"It's not enough to do research from a distance. It's by living beside animals that you learn their behavior and psychology." (1.18)
This is Jan's research philosophy. By replacing the word "animals" with "humans," you get Antonina's philosophy in observing the people who stay with them over the course of the war. If only she were roommates with Hitler, maybe she would have understood him, too. Or maybe not.
Antonina loved to slip out of her human skin for a while and spy on the world through each animal's eyes, and she often wrote from that outlook, in which she intuited their concerns and know-how, including what they might be seeing, feeling, fearing, sensing, remembering. (1.21)
Early on in the book, it feels like Antonina has extraordinary compassion for animals, as a zookeeper should. But later on, we start to wonder if Antonina actually feels she can communicate with animals telepathically. What do you think, is she compassionate or crazy? Maybe that kind of telepathic communication is real?
Antonina felt convinced that people needed to connect more with their animal nature, but also that animals "long for human company, reach out for human attention," with a yearning that's somehow reciprocal. (2.14)
During the war, Antonina finds a way to combine her love for animals with her keen observation of human psychology. By doing this, she is able to communicate effectively with almost anyone—and to help many people along the way.
"At least humans can pack their essentials, keep moving, keep improvising. […] The zoo animals are in a much worse situation than we are," she lamented, "because they're totally dependent on us." (4.31)

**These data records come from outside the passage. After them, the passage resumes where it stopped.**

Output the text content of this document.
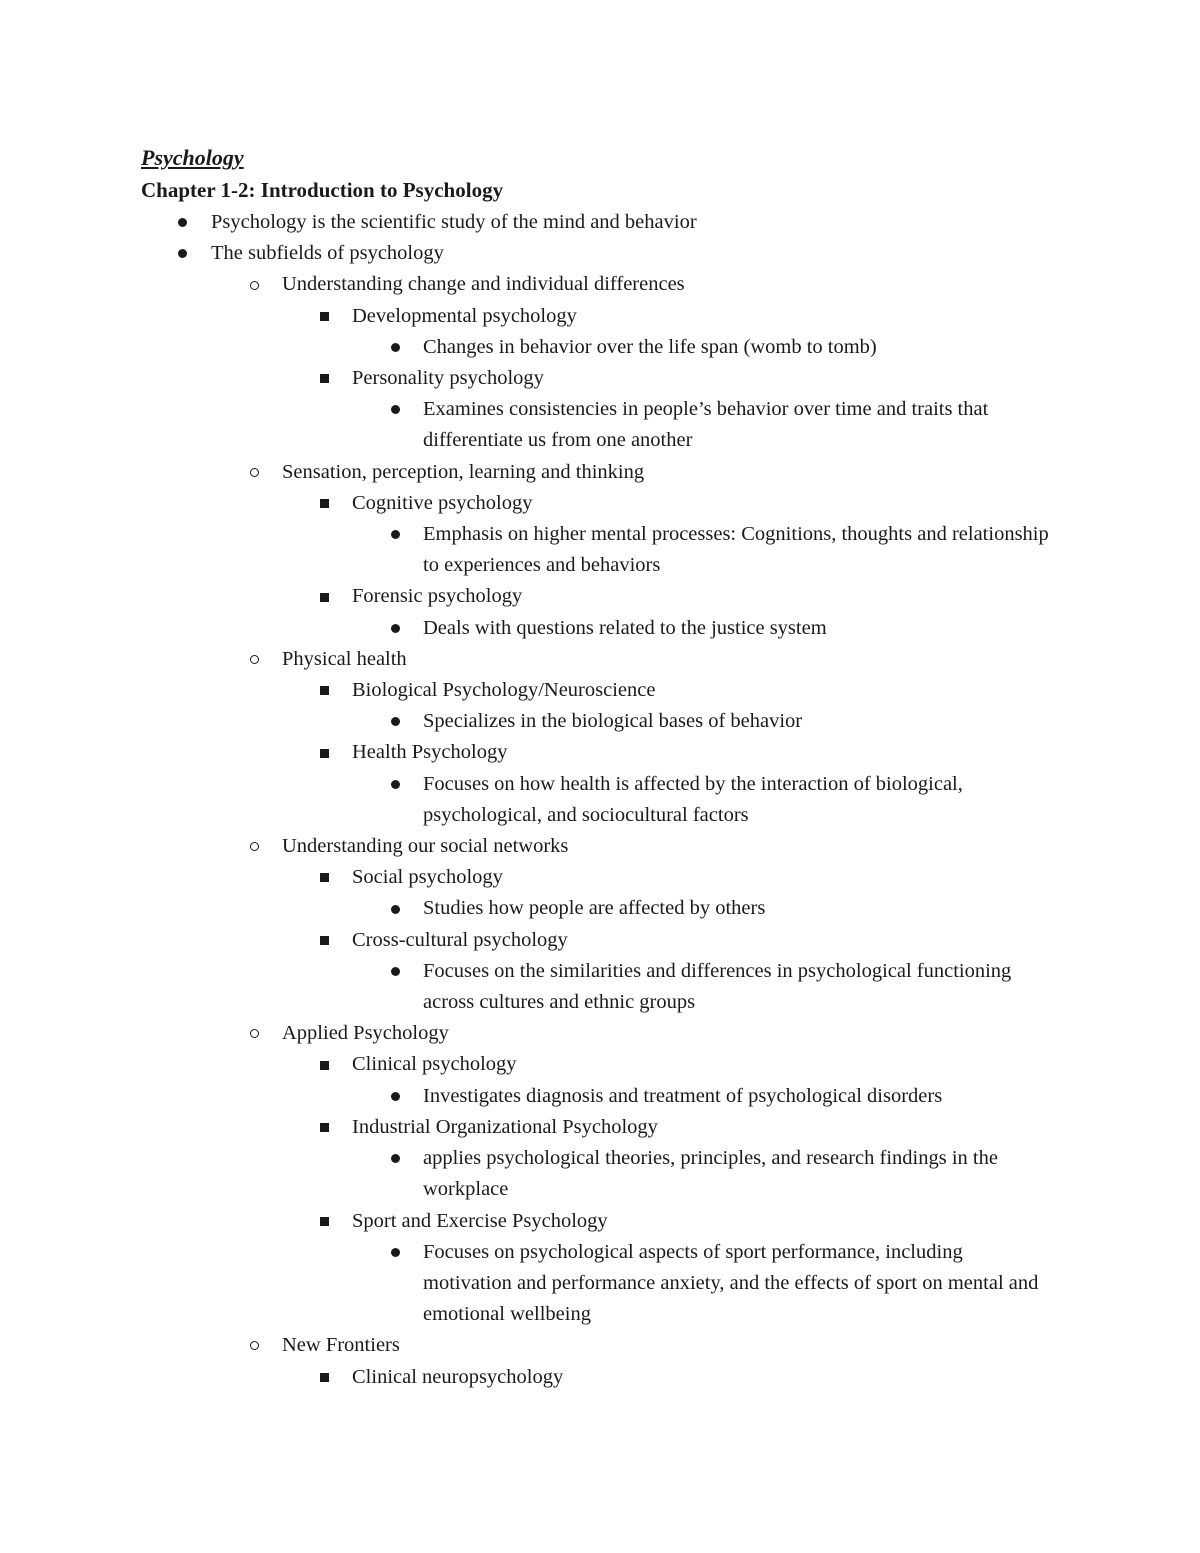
Psychology
Chapter 1-2: Introduction to Psychology
Psychology is the scientific study of the mind and behavior
The subfields of psychology
Understanding change and individual differences
Developmental psychology
Changes in behavior over the life span (womb to tomb)
Personality psychology
Examines consistencies in people’s behavior over time and traits that differentiate us from one another
Sensation, perception, learning and thinking
Cognitive psychology
Emphasis on higher mental processes: Cognitions, thoughts and relationship to experiences and behaviors
Forensic psychology
Deals with questions related to the justice system
Physical health
Biological Psychology/Neuroscience
Specializes in the biological bases of behavior
Health Psychology
Focuses on how health is affected by the interaction of biological, psychological, and sociocultural factors
Understanding our social networks
Social psychology
Studies how people are affected by others
Cross-cultural psychology
Focuses on the similarities and differences in psychological functioning across cultures and ethnic groups
Applied Psychology
Clinical psychology
Investigates diagnosis and treatment of psychological disorders
Industrial Organizational Psychology
applies psychological theories, principles, and research findings in the workplace
Sport and Exercise Psychology
Focuses on psychological aspects of sport performance, including motivation and performance anxiety, and the effects of sport on mental and emotional wellbeing
New Frontiers
Clinical neuropsychology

Antonina still feels for the animals, even during the violence of war. Nevertheless, she never puts their safety above the safety of humans.
"I don't understand all the fuss. If any creature is in danger, you save it, human or animal." (13.7)

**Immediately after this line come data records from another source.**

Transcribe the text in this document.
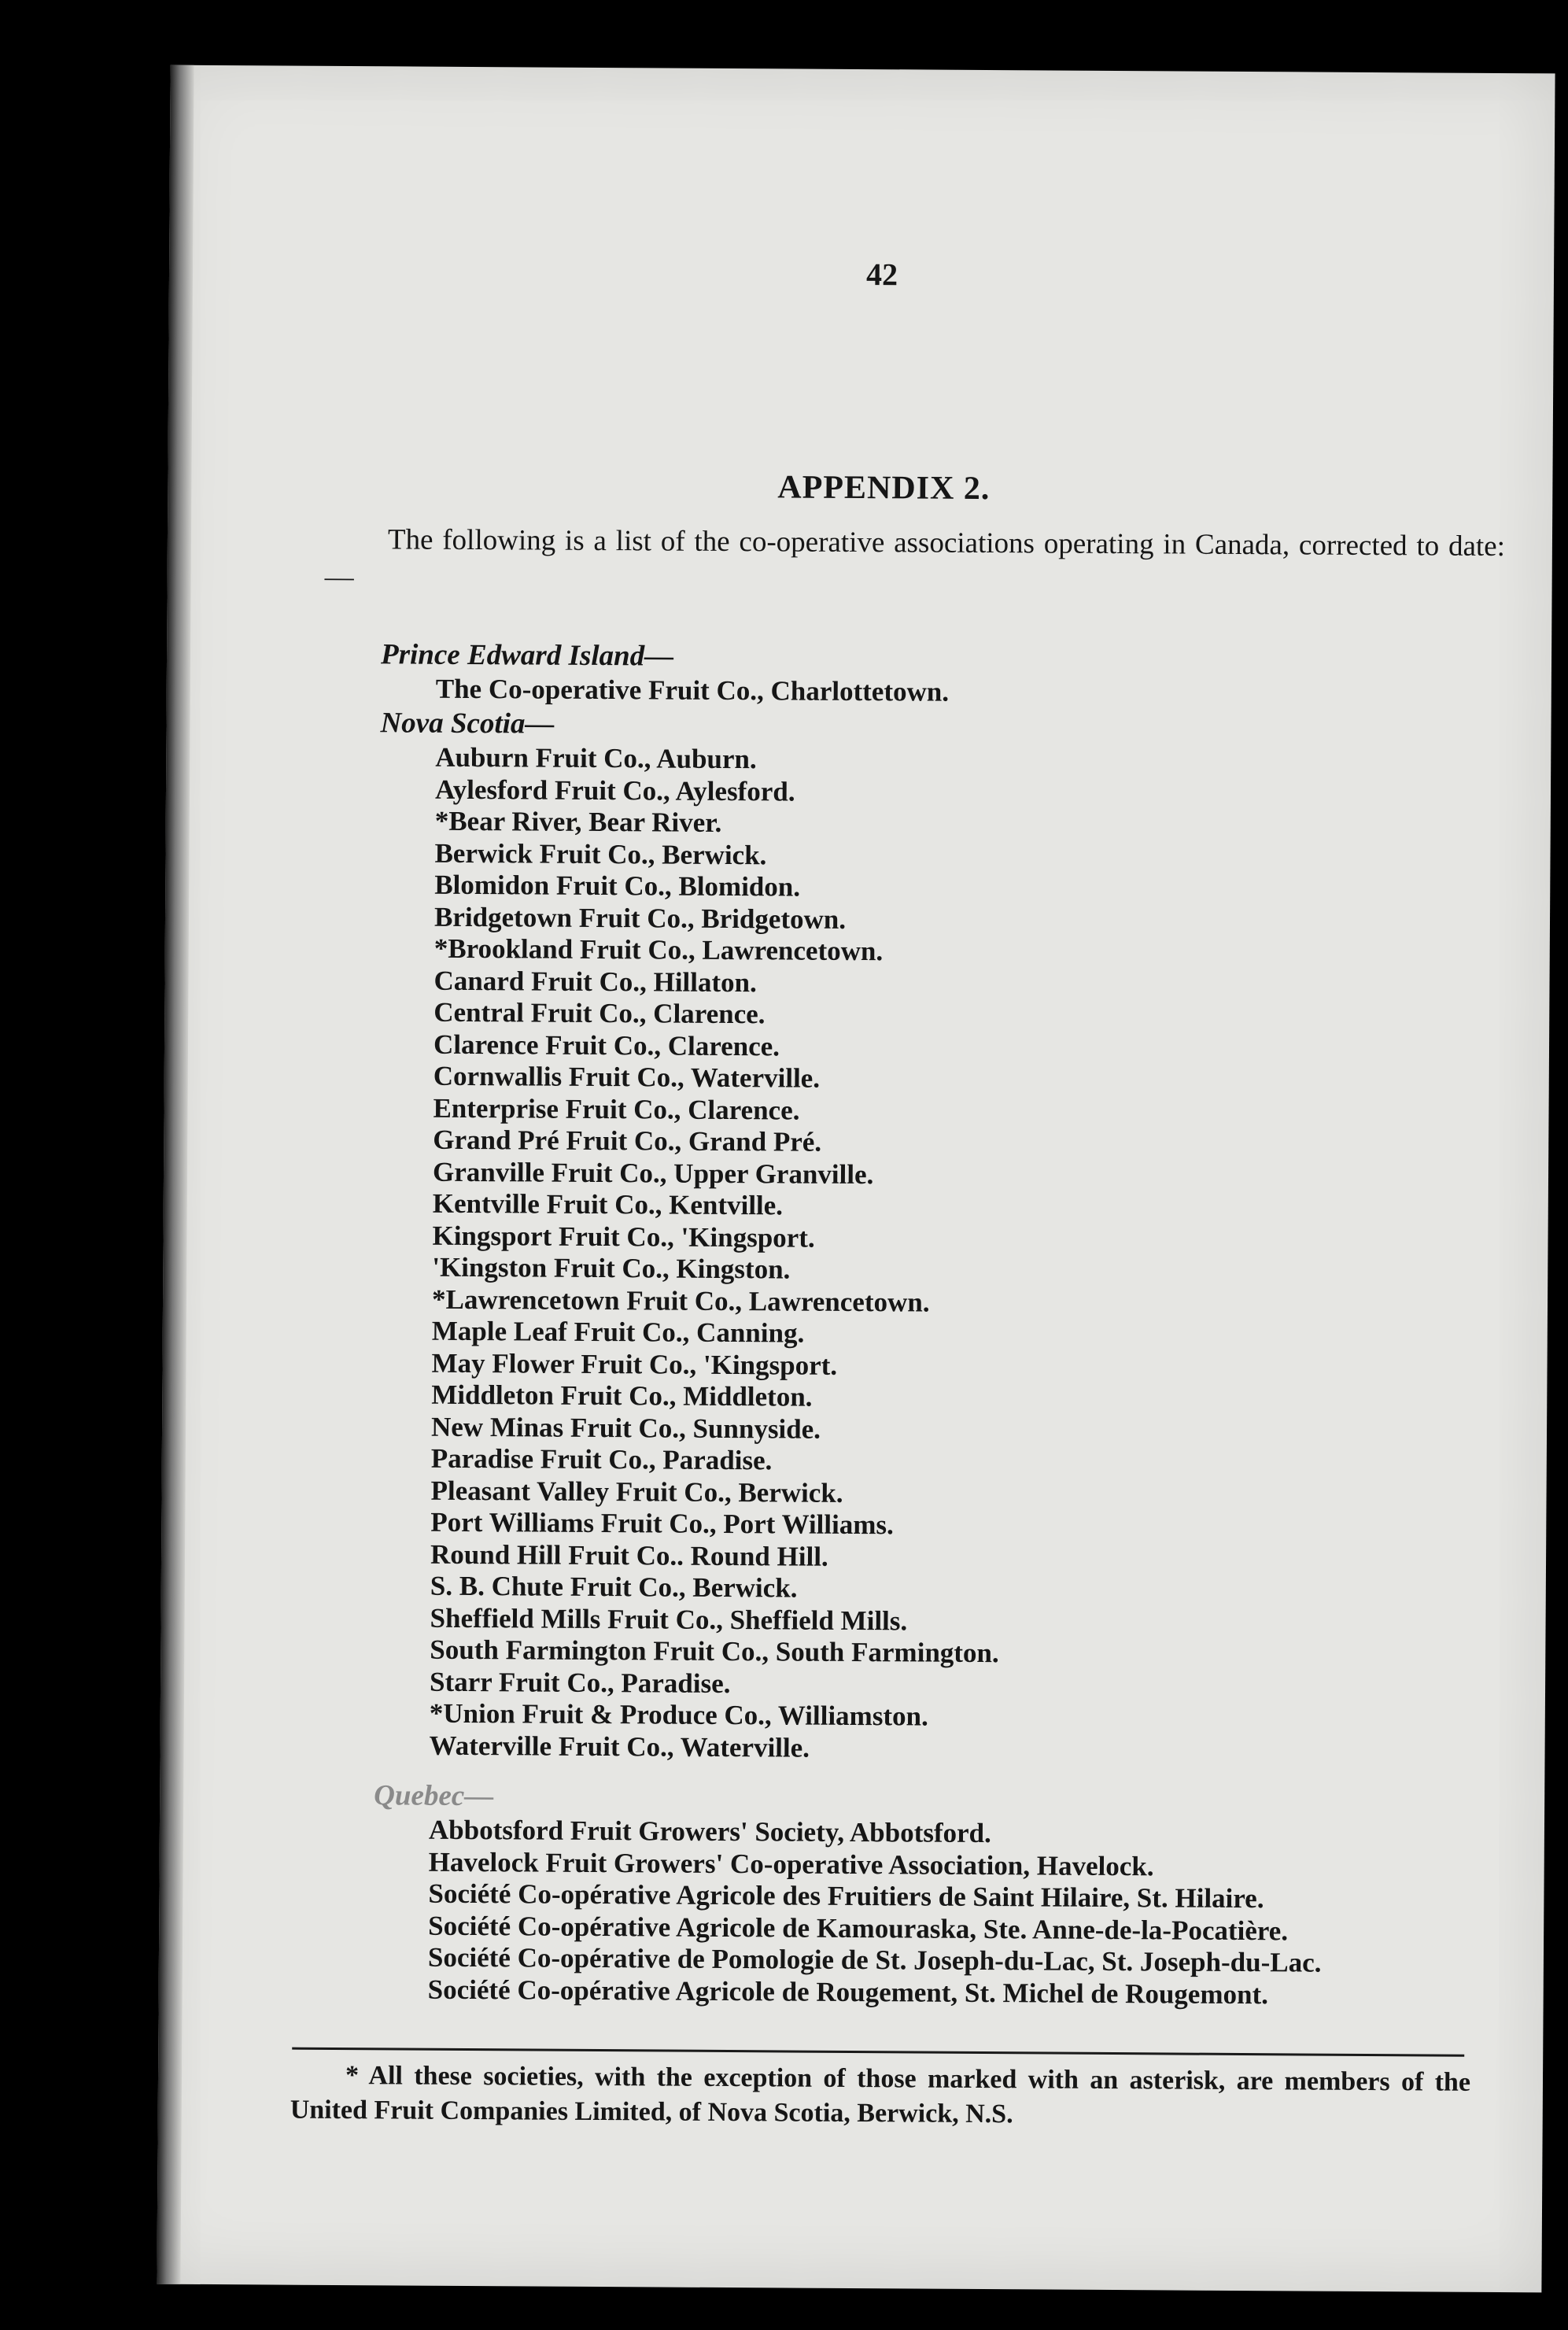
42
APPENDIX 2.
The following is a list of the co-operative associations operating in Canada, corrected to date:—

Prince Edward Island—

The Co-operative Fruit Co., Charlottetown.

Nova Scotia—

Auburn Fruit Co., Auburn.
Aylesford Fruit Co., Aylesford.
*Bear River, Bear River.
Berwick Fruit Co., Berwick.
Blomidon Fruit Co., Blomidon.
Bridgetown Fruit Co., Bridgetown.
*Brookland Fruit Co., Lawrencetown.
Canard Fruit Co., Hillaton.
Central Fruit Co., Clarence.
Clarence Fruit Co., Clarence.
Cornwallis Fruit Co., Waterville.
Enterprise Fruit Co., Clarence.
Grand Pré Fruit Co., Grand Pré.
Granville Fruit Co., Upper Granville.
Kentville Fruit Co., Kentville.
Kingsport Fruit Co., 'Kingsport.
'Kingston Fruit Co., Kingston.
*Lawrencetown Fruit Co., Lawrencetown.
Maple Leaf Fruit Co., Canning.
May Flower Fruit Co., 'Kingsport.
Middleton Fruit Co., Middleton.
New Minas Fruit Co., Sunnyside.
Paradise Fruit Co., Paradise.
Pleasant Valley Fruit Co., Berwick.
Port Williams Fruit Co., Port Williams.
Round Hill Fruit Co.. Round Hill.
S. B. Chute Fruit Co., Berwick.
Sheffield Mills Fruit Co., Sheffield Mills.
South Farmington Fruit Co., South Farmington.
Starr Fruit Co., Paradise.
*Union Fruit & Produce Co., Williamston.
Waterville Fruit Co., Waterville.

Quebec—

Abbotsford Fruit Growers' Society, Abbotsford.
Havelock Fruit Growers' Co-operative Association, Havelock.
Société Co-opérative Agricole des Fruitiers de Saint Hilaire, St. Hilaire.
Société Co-opérative Agricole de Kamouraska, Ste. Anne-de-la-Pocatière.
Société Co-opérative de Pomologie de St. Joseph-du-Lac, St. Joseph-du-Lac.
Société Co-opérative Agricole de Rougement, St. Michel de Rougemont.
* All these societies, with the exception of those marked with an asterisk, are members of the United Fruit Companies Limited, of Nova Scotia, Berwick, N.S.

Don't forget plants. Antonina is also upset when the Germans eradicate many plants in the zoo. We think she's basically anti-destruction, in general. Not a bad position to take, if you ask us.
"I had a moral indebtedness to the Jews," Jan once told a reporter. (13.2)

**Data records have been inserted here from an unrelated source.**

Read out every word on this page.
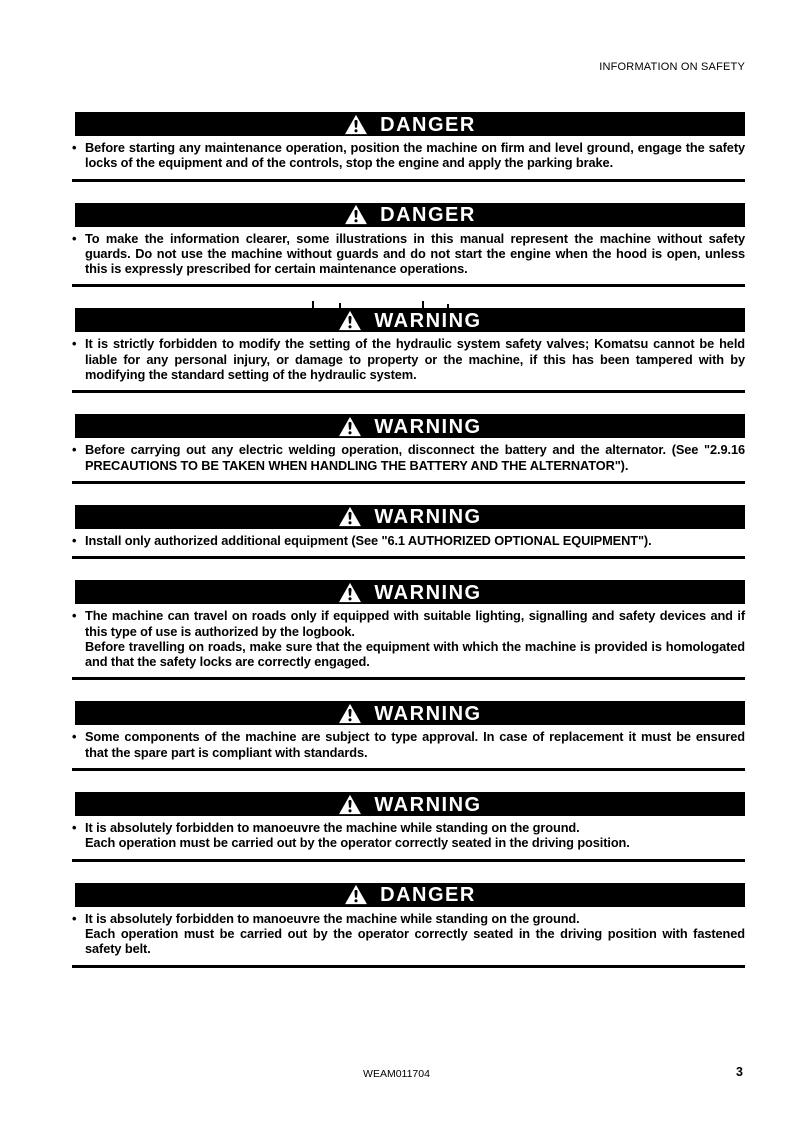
INFORMATION ON SAFETY
DANGER
• Before starting any maintenance operation, position the machine on firm and level ground, engage the safety locks of the equipment and of the controls, stop the engine and apply the parking brake.

DANGER
• To make the information clearer, some illustrations in this manual represent the machine without safety guards. Do not use the machine without guards and do not start the engine when the hood is open, unless this is expressly prescribed for certain maintenance operations.

WARNING
• It is strictly forbidden to modify the setting of the hydraulic system safety valves; Komatsu cannot be held liable for any personal injury, or damage to property or the machine, if this has been tampered with by modifying the standard setting of the hydraulic system.

WARNING
• Before carrying out any electric welding operation, disconnect the battery and the alternator. (See "2.9.16 PRECAUTIONS TO BE TAKEN WHEN HANDLING THE BATTERY AND THE ALTERNATOR").

WARNING
• Install only authorized additional equipment (See "6.1 AUTHORIZED OPTIONAL EQUIPMENT").

WARNING
• The machine can travel on roads only if equipped with suitable lighting, signalling and safety devices and if this type of use is authorized by the logbook.

Before travelling on roads, make sure that the equipment with which the machine is provided is homologated and that the safety locks are correctly engaged.

WARNING
• Some components of the machine are subject to type approval. In case of replacement it must be ensured that the spare part is compliant with standards.

WARNING
• It is absolutely forbidden to manoeuvre the machine while standing on the ground.

Each operation must be carried out by the operator correctly seated in the driving position.

DANGER
• It is absolutely forbidden to manoeuvre the machine while standing on the ground.

Each operation must be carried out by the operator correctly seated in the driving position with fastened safety belt.

WEAM011704	3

Jan explains that his compassion for the Jews is partly the result of going to a Jewish school. We'd have thought "being a decent person" would be explanation enough. Does this mean that if Jan didn't go to a mostly Jewish school, he wouldn't care for them at all? Probably not, but it does show that even otherwise good people at the time were biased against the Jews living with them. The Holocaust didn't happen in a vacuum.
"What a horrible pity," his wife lamented. "I love roses so much!" (15.11)
Speaking of plants, some people, like this official's wife, seem to care about plants more than about humans or animals. Dead elephants? Who cares. The Holocaust? So what? But don't you touch those roses.
A toddler again after so many years, [Antonina] felt cosseted by Magdalena and the others, who allowed her to be a sick little girl, fussed over by family, but she also scolded herself and "felt so embarrassed and useless." (27.2)
Like many caretakers, Antonina loves taking care of other people, but she herself hates being taken care of.
Over the next few days, Mrs. Kokot provided bread and butter, and brought a small wooden bathtub for Teresa and hot water. (32.17)
Without the presence of kindly old ladies—and not-so-old ladies like Antonina—the world would be a much more horrible place. That's one lesson we've totally learned from The Zookeeper's Wife.
It's a chimera I think Antonina would have identified with: a defender half woman, half animal. On both sides of the pillar, a bearded god spills water from his mouth, and it's easy to picture Antonina setting down her basket, angling a jug under a spout, and waiting as life gurgled up from the earth. (36.17)
The book ends with the author attempting to identify with Antonina. Do you agree with what she thinks, that Antonina would identify with this statue? Why or why not?